A Atualidade de Tempos Modernos

Recentemente, tive a felicidade de rever o filme “Tempos Modernos” de Charlie Chaplin, desta vez, em família. Ver um filme de humor em casa nos traz a possibilidade de maior descontração. Além do divertimento possibilitado pelo filme, temos o riso solto causado pelas graças dos familiares que com risos ou comentários participam do filme trazendo mais uma camada de humor. É claro que esta participação prejudica, um pouco, a observação do filme, especialmente quando se tem criança em casa. Os pequenos vibram verdadeiramente e, por isso, são ótimos termômetros do que funciona. É claro que Chaplin não precisa de avaliação. Ao contrário, ele é um grande professor, sobretudo para quem como eu estuda o humor.

Assim como assisti o filme, tenho a pretensão de escrever com o mesmo nível de desprendimento.

Embora eu não fosse nascida quando o filme foi realizado, senti saudade. Fiquei saudosa deste tipo de narrativa cômica, nada apelativa. O filme mostra a realidade do trabalho fabril e várias consequências da Revolução Industrial, bem como a intensificação do ritmo de trabalho com a introdução da linha de montagem. Ainda assim, rimos verdadeiramente, sem ficar com aquele sentimento “que horror, estou rindo dessa coisa horrível”.

O mais incrível é que Tempos Modernos é de 1936, mas continua sendo atual. O capitalismo continua por aqui e o trabalho continua adoecendo muitas pessoas. Quando nos rebelamos ou somos confundidos com rebeldes, sofremos as consequências e a prisão continua sendo uma delas. Porém, Chaplin nos ensina a sorrir mesmo nas situações mais difíceis, mesmo quando perdemos e temos que recomeçar. O riso é pura resistência!

É uma forma de dizer “sou flexível, posso até ser dobrada, mas me recuso a quebrar”. Isso não quer dizer que não vou ficar pirada de vez em quando ou de vez em sempre, porque para resistir também é importante ter um certo deslocamento da realidade ou do que é nos imposto como real. E quando acreditamos nesta “realidade” com capa de verdade, ficamos presos na temporalidade do relógio (desconfio que as horas não são reais e tenho um tempo só meu). Pretendem nos tocar como gado, como se fosse possível tirar um copo de leite ou um bife de nossa alma. Como o trabalho é cada vez mais intelectualizado, hoje em dia, além do risco de perder a mão numa máquina, há o risco de perder a esperança e a alegria. Nosso professor Chaplin não deixará!

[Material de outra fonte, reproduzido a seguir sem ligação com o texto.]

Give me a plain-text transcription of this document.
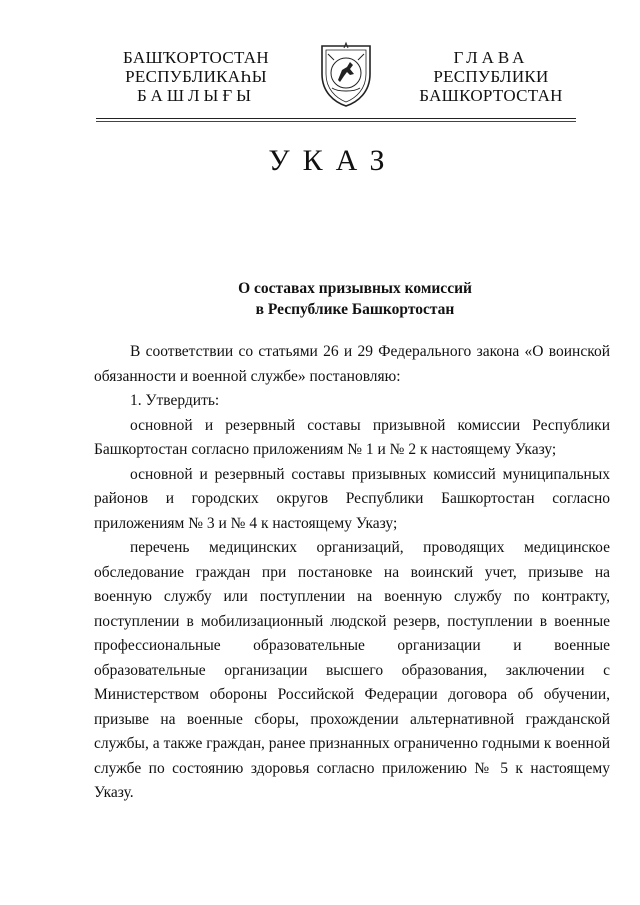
БАШҠОРТОСТАН
РЕСПУБЛИКАҺЫ
БАШЛЫҒЫ
ГЛАВА
РЕСПУБЛИКИ
БАШКОРТОСТАН
УКАЗ
О составах призывных комиссий
в Республике Башкортостан

В соответствии со статьями 26 и 29 Федерального закона «О воинской обязанности и военной службе» постановляю:

1. Утвердить:

основной и резервный составы призывной комиссии Республики Башкортостан согласно приложениям № 1 и № 2 к настоящему Указу;

основной и резервный составы призывных комиссий муниципальных районов и городских округов Республики Башкортостан согласно приложениям № 3 и № 4 к настоящему Указу;

перечень медицинских организаций, проводящих медицинское обследование граждан при постановке на воинский учет, призыве на военную службу или поступлении на военную службу по контракту, поступлении в мобилизационный людской резерв, поступлении в военные профессиональные образовательные организации и военные образовательные организации высшего образования, заключении с Министерством обороны Российской Федерации договора об обучении, призыве на военные сборы, прохождении альтернативной гражданской службы, а также граждан, ранее признанных ограниченно годными к военной службе по состоянию здоровья согласно приложению № 5 к настоящему Указу.
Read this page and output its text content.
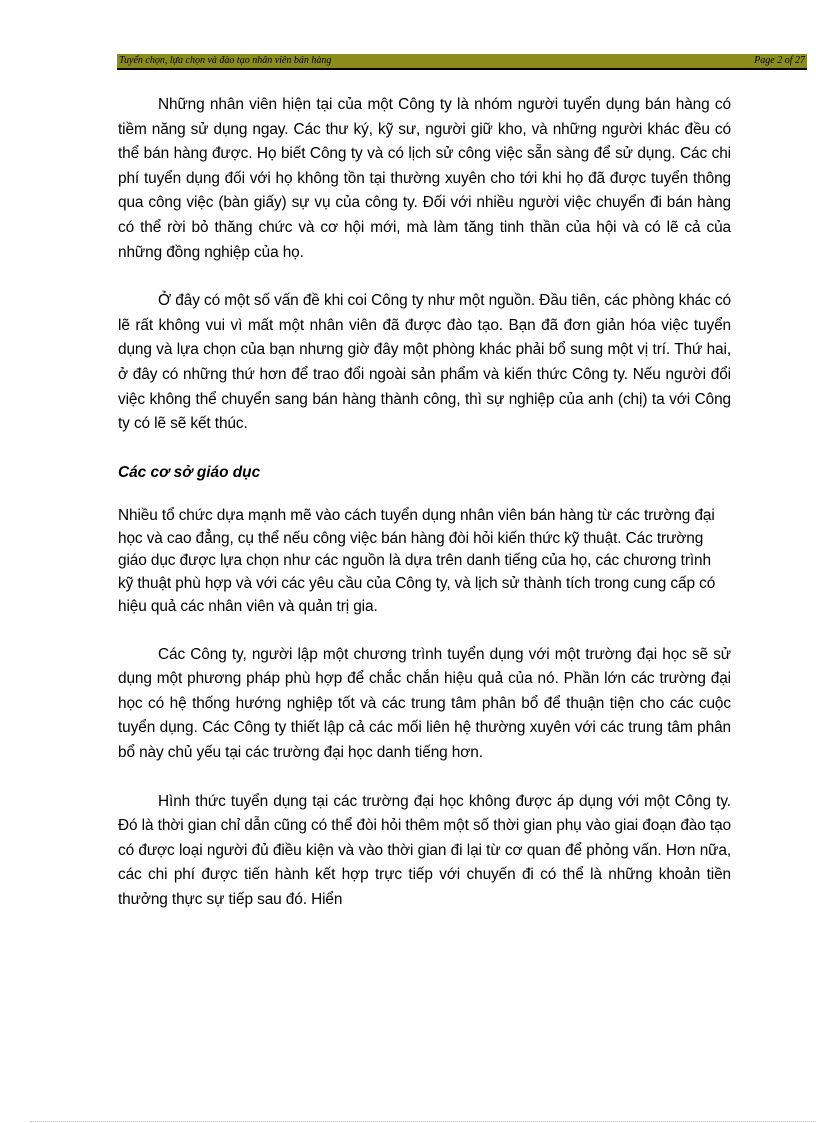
Tuyển chọn, lựa chọn và đào tạo nhân viên bán hàng	Page 2 of 27

Những nhân viên hiện tại của một Công ty là nhóm người tuyển dụng bán hàng có tiềm năng sử dụng ngay. Các thư ký, kỹ sư, người giữ kho, và những người khác đều có thể bán hàng được. Họ biết Công ty và có lịch sử công việc sẵn sàng để sử dụng. Các chi phí tuyển dụng đối với họ không tồn tại thường xuyên cho tới khi họ đã được tuyển thông qua công việc (bàn giấy) sự vụ của công ty. Đối với nhiều người việc chuyển đi bán hàng có thể rời bỏ thăng chức và cơ hội mới, mà làm tăng tinh thần của hội và có lẽ cả của những đồng nghiệp của họ.

Ở đây có một số vấn đề khi coi Công ty như một nguồn. Đầu tiên, các phòng khác có lẽ rất không vui vì mất một nhân viên đã được đào tạo. Bạn đã đơn giản hóa việc tuyển dụng và lựa chọn của bạn nhưng giờ đây một phòng khác phải bổ sung một vị trí. Thứ hai, ở đây có những thứ hơn để trao đổi ngoài sản phẩm và kiến thức Công ty. Nếu người đổi việc không thể chuyển sang bán hàng thành công, thì sự nghiệp của anh (chị) ta với Công ty có lẽ sẽ kết thúc.

Các cơ sở giáo dục

Nhiều tổ chức dựa mạnh mẽ vào cách tuyển dụng nhân viên bán hàng từ các trường đại học và cao đẳng, cụ thể nếu công việc bán hàng đòi hỏi kiến thức kỹ thuật. Các trường giáo dục được lựa chọn như các nguồn là dựa trên danh tiếng của họ, các chương trình kỹ thuật phù hợp và với các yêu cầu của Công ty, và lịch sử thành tích trong cung cấp có hiệu quả các nhân viên và quản trị gia.

Các Công ty, người lập một chương trình tuyển dụng với một trường đại học sẽ sử dụng một phương pháp phù hợp để chắc chắn hiệu quả của nó. Phần lớn các trường đại học có hệ thống hướng nghiệp tốt và các trung tâm phân bổ để thuận tiện cho các cuộc tuyển dụng. Các Công ty thiết lập cả các mối liên hệ thường xuyên với các trung tâm phân bổ này chủ yếu tại các trường đại học danh tiếng hơn.

Hình thức tuyển dụng tại các trường đại học không được áp dụng với một Công ty. Đó là thời gian chỉ dẫn cũng có thể đòi hỏi thêm một số thời gian phụ vào giai đoạn đào tạo có được loại người đủ điều kiện và vào thời gian đi lại từ cơ quan để phỏng vấn. Hơn nữa, các chi phí được tiến hành kết hợp trực tiếp với chuyến đi có thể là những khoản tiền thưởng thực sự tiếp sau đó. Hiển
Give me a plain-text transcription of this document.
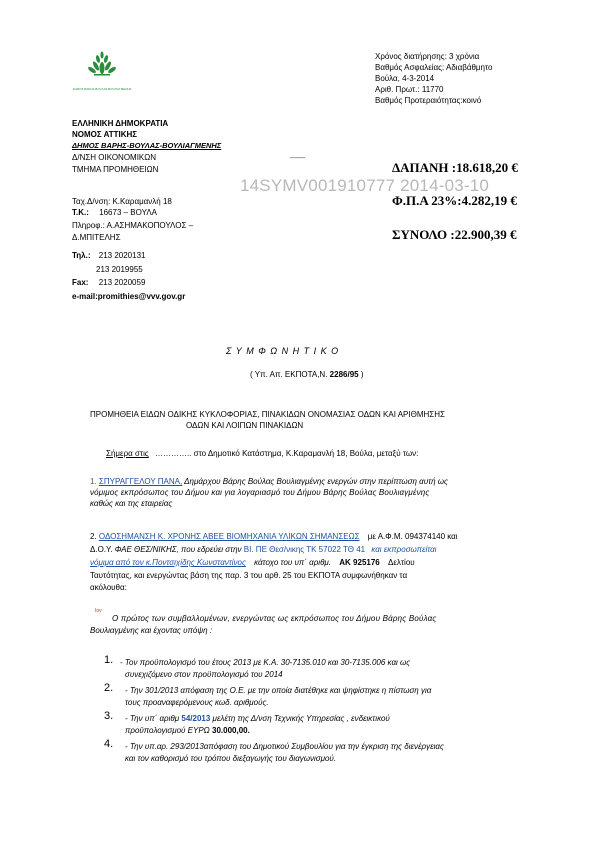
ΔΗΜΟΣ ΒΑΡΗΣ-ΒΟΥΛΑΣ-ΒΟΥΛΙΑΓΜΕΝΗΣ
Χρόνος διατήρησης: 3 χρόνια
Βαθμός Ασφαλείας: Αδιαβάθμητο
Βούλα, 4-3-2014
Αριθ. Πρωτ.: 11770
Βαθμός Προτεραιότητας:κοινό
ΕΛΛΗΝΙΚΗ ΔΗΜΟΚΡΑΤΙΑ
ΝΟΜΟΣ ΑΤΤΙΚΗΣ
ΔΗΜΟΣ ΒΑΡΗΣ-ΒΟΥΛΑΣ-ΒΟΥΛΙΑΓΜΕΝΗΣ
Δ/ΝΣΗ ΟΙΚΟΝΟΜΙΚΩΝ
ΤΜΗΜΑ ΠΡΟΜΗΘΕΙΩΝ
___
14SYMV001910777 2014-03-10
ΔΑΠΑΝΗ :18.618,20 €
Φ.Π.Α 23%:4.282,19 €
ΣΥΝΟΛΟ :22.900,39 €
Ταχ.Δ/νση: Κ.Καραμανλή 18
Τ.Κ.: 16673 – ΒΟΥΛΑ
Πληροφ.: Α.ΑΣΗΜΑΚΟΠΟΥΛΟΣ –
Δ.ΜΠΙΤΕΛΗΣ
Τηλ.: 213 2020131
213 2019955
Fax: 213 2020059
e-mail:promithies@vvv.gov.gr
Σ Υ Μ Φ Ω Ν Η Τ Ι Κ Ο
( Υπ. Απ. ΕΚΠΟΤΑ,Ν. 2286/95 )
ΠΡΟΜΗΘΕΙΑ ΕΙΔΩΝ ΟΔΙΚΗΣ ΚΥΚΛΟΦΟΡΙΑΣ, ΠΙΝΑΚΙΔΩΝ ΟΝΟΜΑΣΙΑΣ ΟΔΩΝ ΚΑΙ ΑΡΙΘΜΗΣΗΣ
ΟΔΩΝ ΚΑΙ ΛΟΙΠΩΝ ΠΙΝΑΚΙΔΩΝ
Σήμερα στις ………….. στο Δημοτικό Κατάστημα, Κ.Καραμανλή 18, Βούλα, μεταξύ των:
1. ΣΠΥΡΑΓΓΕΛΟΥ ΠΑΝΑ, Δημάρχου Βάρης Βούλας Βουλιαγμένης ενεργών στην περίπτωση αυτή ως
νόμιμος εκπρόσωπος του Δήμου και για λογαριασμό του Δήμου Βάρης Βούλας Βουλιαγμένης
καθώς και της εταιρείας
2. ΟΔΟΣΗΜΑΝΣΗ Κ. ΧΡΟΝΗΣ ΑΒΕΕ ΒΙΟΜΗΧΑΝΙΑ ΥΛΙΚΩΝ ΣΗΜΑΝΣΕΩΣ με Α.Φ.Μ. 094374140 και
Δ.Ο.Υ. ΦΑΕ ΘΕΣ/ΝΙΚΗΣ, που εδρεύει στην ΒΙ. ΠΕ Θεσ/νικης ΤΚ 57022 ΤΘ 41 και εκπροσωπείται
νόμιμα από τον κ.Ποντσιχίδης Κωνσταντίνος κάτοχο του υπ΄ αριθμ. ΑΚ 925176 Δελτίου
Ταυτότητας, και ενεργώντας βάση της παρ. 3 του αρθ. 25 του ΕΚΠΟΤΑ συμφωνήθηκαν τα
ακόλουθα:
Ιον
Ο πρώτος των συμβαλλομένων, ενεργώντας ως εκπρόσωπος του Δήμου Βάρης Βούλας
Βουλιαγμένης και έχοντας υπόψη :
1. - Τον προϋπολογισμό του έτους 2013 με Κ.Α. 30-7135.010 και 30-7135.006 και ως
συνεχιζόμενο στον προϋπολογισμό του 2014
2. - Την 301/2013 απόφαση της Ο.Ε. με την οποία διατέθηκε και ψηφίστηκε η πίστωση για
τους προαναφερόμενους κωδ. αριθμούς.
3. - Την υπ΄ αριθμ 54/2013 μελέτη της Δ/νση Τεχνικής Υπηρεσίας , ενδεικτικού
προϋπολογισμού ΕΥΡΩ 30.000,00.
4. - Την υπ.αρ. 293/2013απόφαση του Δημοτικού Συμβουλίου για την έγκριση της διενέργειας
και τον καθορισμό του τρόπου διεξαγωγής του διαγωνισμού.
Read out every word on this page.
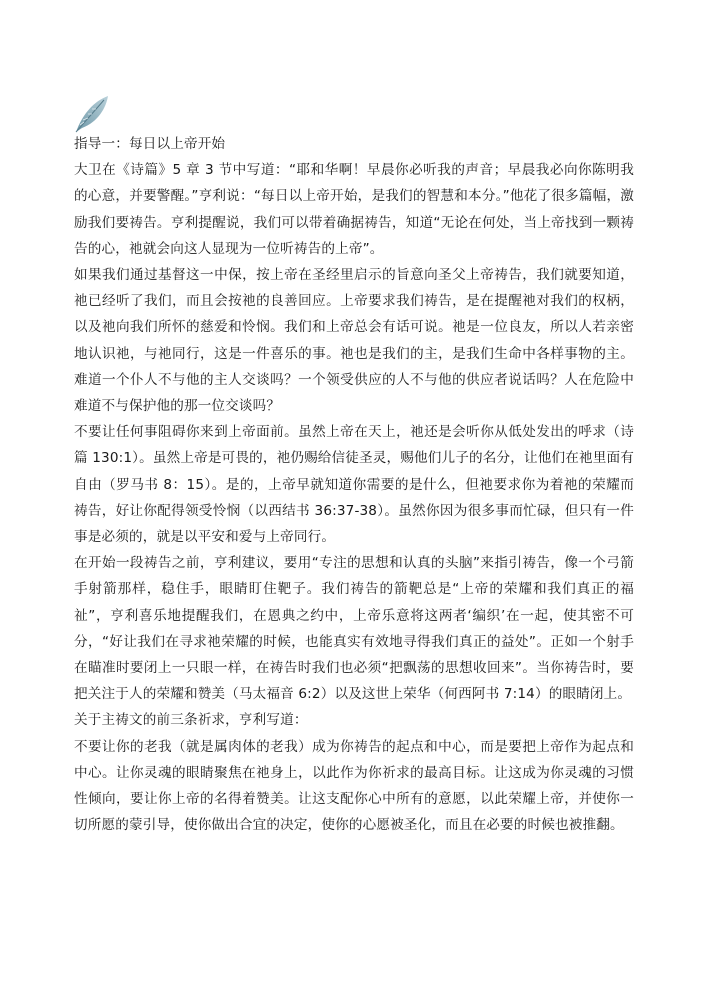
指导一：每日以上帝开始

大卫在《诗篇》5 章 3 节中写道：“耶和华啊！早晨你必听我的声音；早晨我必向你陈明我的心意，并要警醒。”亨利说：“每日以上帝开始，是我们的智慧和本分。”他花了很多篇幅，激励我们要祷告。亨利提醒说，我们可以带着确据祷告，知道“无论在何处，当上帝找到一颗祷告的心，祂就会向这人显现为一位听祷告的上帝”。

如果我们通过基督这一中保，按上帝在圣经里启示的旨意向圣父上帝祷告，我们就要知道，祂已经听了我们，而且会按祂的良善回应。上帝要求我们祷告，是在提醒祂对我们的权柄，以及祂向我们所怀的慈爱和怜悯。我们和上帝总会有话可说。祂是一位良友，所以人若亲密地认识祂，与祂同行，这是一件喜乐的事。祂也是我们的主，是我们生命中各样事物的主。难道一个仆人不与他的主人交谈吗？一个领受供应的人不与他的供应者说话吗？人在危险中难道不与保护他的那一位交谈吗？

不要让任何事阻碍你来到上帝面前。虽然上帝在天上，祂还是会听你从低处发出的呼求（诗篇 130:1）。虽然上帝是可畏的，祂仍赐给信徒圣灵，赐他们儿子的名分，让他们在祂里面有自由（罗马书 8：15）。是的，上帝早就知道你需要的是什么，但祂要求你为着祂的荣耀而祷告，好让你配得领受怜悯（以西结书 36:37-38）。虽然你因为很多事而忙碌，但只有一件事是必须的，就是以平安和爱与上帝同行。

在开始一段祷告之前，亨利建议，要用“专注的思想和认真的头脑”来指引祷告，像一个弓箭手射箭那样，稳住手，眼睛盯住靶子。我们祷告的箭靶总是“上帝的荣耀和我们真正的福祉”，亨利喜乐地提醒我们，在恩典之约中，上帝乐意将这两者‘编织’在一起，使其密不可分，“好让我们在寻求祂荣耀的时候，也能真实有效地寻得我们真正的益处”。正如一个射手在瞄准时要闭上一只眼一样，在祷告时我们也必须“把飘荡的思想收回来”。当你祷告时，要把关注于人的荣耀和赞美（马太福音 6:2）以及这世上荣华（何西阿书 7:14）的眼睛闭上。

关于主祷文的前三条祈求，亨利写道：

不要让你的老我（就是属肉体的老我）成为你祷告的起点和中心，而是要把上帝作为起点和中心。让你灵魂的眼睛聚焦在祂身上，以此作为你祈求的最高目标。让这成为你灵魂的习惯性倾向，要让你上帝的名得着赞美。让这支配你心中所有的意愿，以此荣耀上帝，并使你一切所愿的蒙引导，使你做出合宜的决定，使你的心愿被圣化，而且在必要的时候也被推翻。
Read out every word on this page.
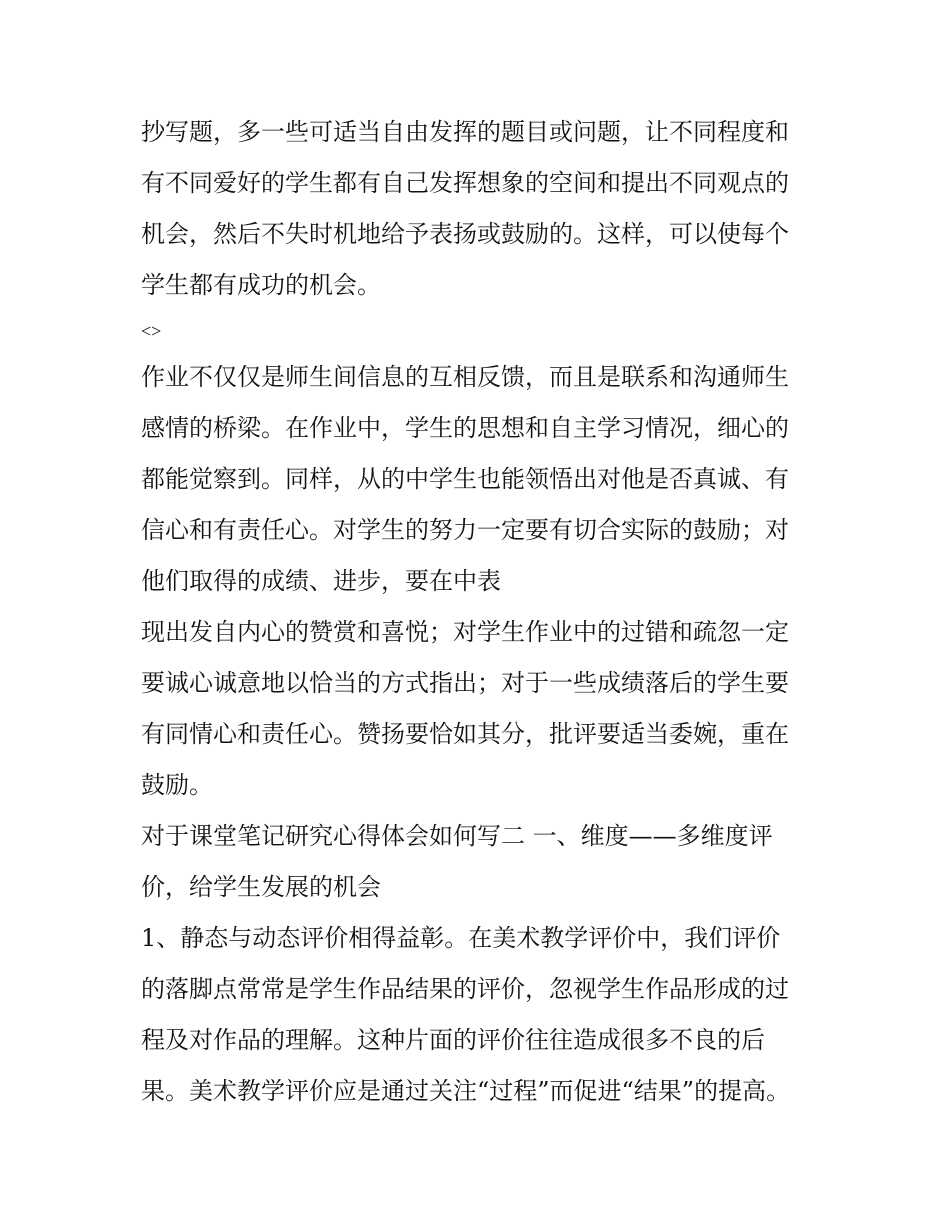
抄写题，多一些可适当自由发挥的题目或问题，让不同程度和
有不同爱好的学生都有自己发挥想象的空间和提出不同观点的
机会，然后不失时机地给予表扬或鼓励的。这样，可以使每个
学生都有成功的机会。
<>
作业不仅仅是师生间信息的互相反馈，而且是联系和沟通师生
感情的桥梁。在作业中，学生的思想和自主学习情况，细心的
都能觉察到。同样，从的中学生也能领悟出对他是否真诚、有
信心和有责任心。对学生的努力一定要有切合实际的鼓励；对
他们取得的成绩、进步，要在中表
现出发自内心的赞赏和喜悦；对学生作业中的过错和疏忽一定
要诚心诚意地以恰当的方式指出；对于一些成绩落后的学生要
有同情心和责任心。赞扬要恰如其分，批评要适当委婉，重在
鼓励。
对于课堂笔记研究心得体会如何写二 一、维度——多维度评
价，给学生发展的机会
1、静态与动态评价相得益彰。在美术教学评价中，我们评价
的落脚点常常是学生作品结果的评价，忽视学生作品形成的过
程及对作品的理解。这种片面的评价往往造成很多不良的后
果。美术教学评价应是通过关注“过程”而促进“结果”的提高。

Quando você se confundir e escolher a porta de saída, quando pretende entrar, disfarce e tente servir um prato com pato (adoro rimas, foi irresistível rsss). E se a dança do momento quiser te transformar num bobo, improvise e mostre sua própria composição. O riso virá daquilo que você acredita que vale a pena rir.

Quase fiquei com vontade de ser crítica de cinema para falar das cenas do restaurante de forma mais técnica. Mas a vontade já passou e chamo atenção somente para a riqueza do humor físico. Chaplin é engraçado somente com sua expressão facial. Adoro humor físico. Vejo que ele sempre usa técnicas de repetição com intensificação. Isto é, em cada repetição os eventos são intensificados. Por exemplo, se ele quase cai, essa quase queda se repete de forma cada vez mais perigosa. Conclusão, rimos nervosamente. A Sétima Arte e o humor devem ser eternamente gratos ao cinema mudo e a este grande artista que mesmo após a introdução do som no cinema consegue nos fazer rir com um personagem generoso e genuíno.

Um momento de muita diversão aqui em casa, foi quando Carlitos conseguiu ser contratado para trabalhar como vigia noturno numa loja de departamentos. Alguém muito desastrado jamais deveria usar patins, mas no cinema sempre acontece o contrário. E nesta cena fiquei imaginando que parecemos mais protegidos quando não conhecemos os riscos que nos aguardam. Sempre achei que Deus protege de forma mais especial as crianças, os bêbados, os loucos e os inconsequentes. E vendo esta cena, minha crença foi reforçada, embora tenha rido e sofrido todas as vezes em que ele quase caiu. É muito estranho isso, a força de atração do perigo parece maior quando se sabe qual é o risco.

Contudo, em alguns momentos, precisamos mudar e abandonar o que nos é conhecido ou querido. Chegam as lágrimas e a tristeza, mas o melhor remédio é sorrir esperando o sol que certamente brilhará amanhã. E com o coração mais esperançoso, no dia seguinte tomamos café da manhã ouvindo a música Smile na voz de Nat King Cole.